Disclamer
I am no serious mathematician, just curious
Context
I recently discovered some set theories, ZFC and IZF in particular.
It made me realize that I've studied math a whole year without even knowing what a set really is (it was nothing more than a collection of objects with neither order nor repetition, as in the Naive set theory).
On the one hand I can't blame my teacher because his only goal was for us to pass the entrance exam of some engineer school, and not to turn us into mathematicians,
But on the other hand, it doesn't make any sense to study groups and vector spaces, without a proper definition of what a set is.
Or does it ?
Questions
- Is mathematical consistency really necessary to study mathematics ? (Like having decided if yes or no the LEM holds)
- Can any axiomatic system really be independant ? (As an axiomatic system is defined to be a set of axioms along with the derived theorems)

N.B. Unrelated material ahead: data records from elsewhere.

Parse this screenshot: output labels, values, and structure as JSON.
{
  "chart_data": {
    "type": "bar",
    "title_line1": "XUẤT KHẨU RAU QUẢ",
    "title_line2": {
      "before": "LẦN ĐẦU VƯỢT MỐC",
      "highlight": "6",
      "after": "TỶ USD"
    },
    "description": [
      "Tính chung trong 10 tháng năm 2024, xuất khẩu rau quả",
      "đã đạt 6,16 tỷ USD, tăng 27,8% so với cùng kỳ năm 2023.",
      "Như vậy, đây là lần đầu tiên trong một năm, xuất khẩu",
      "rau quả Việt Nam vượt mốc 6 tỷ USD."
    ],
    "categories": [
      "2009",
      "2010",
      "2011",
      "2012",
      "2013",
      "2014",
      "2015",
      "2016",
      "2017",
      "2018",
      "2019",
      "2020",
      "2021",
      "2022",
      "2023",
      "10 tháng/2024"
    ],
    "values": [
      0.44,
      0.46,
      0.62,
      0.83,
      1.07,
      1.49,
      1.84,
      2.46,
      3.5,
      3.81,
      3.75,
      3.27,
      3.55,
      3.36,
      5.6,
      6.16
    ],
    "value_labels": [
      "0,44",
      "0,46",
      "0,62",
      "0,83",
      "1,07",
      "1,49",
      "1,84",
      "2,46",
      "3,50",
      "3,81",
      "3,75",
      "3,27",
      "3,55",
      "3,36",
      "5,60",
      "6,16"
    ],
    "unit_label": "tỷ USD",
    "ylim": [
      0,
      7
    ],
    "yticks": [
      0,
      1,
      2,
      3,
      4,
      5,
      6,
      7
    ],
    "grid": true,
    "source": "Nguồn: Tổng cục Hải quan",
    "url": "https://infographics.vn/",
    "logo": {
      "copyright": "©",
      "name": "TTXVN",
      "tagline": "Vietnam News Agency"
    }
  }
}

You will get probably a lot of responses disagreeing with me on this site, because there are a lot of people here that focus a lot on these types of logical foundations. But in my experience, most mathematicians don't pay a lot of attention to this. Yes, logical consistency is important, but most mathematicians take the LEM and the AoC as given. Sets can be worked with on an intuitive level without worrying about a rigorous consideration of what model you are working with.
Of course, some mathematicians do research in the implication of different models of set theory, and are really interested in what different results can be proved under different sets of axioms. Their idea of mathematics looks more like pure logic to me, which I am not really interested in, and they would probably consider me sacrilegious for my lack of interest.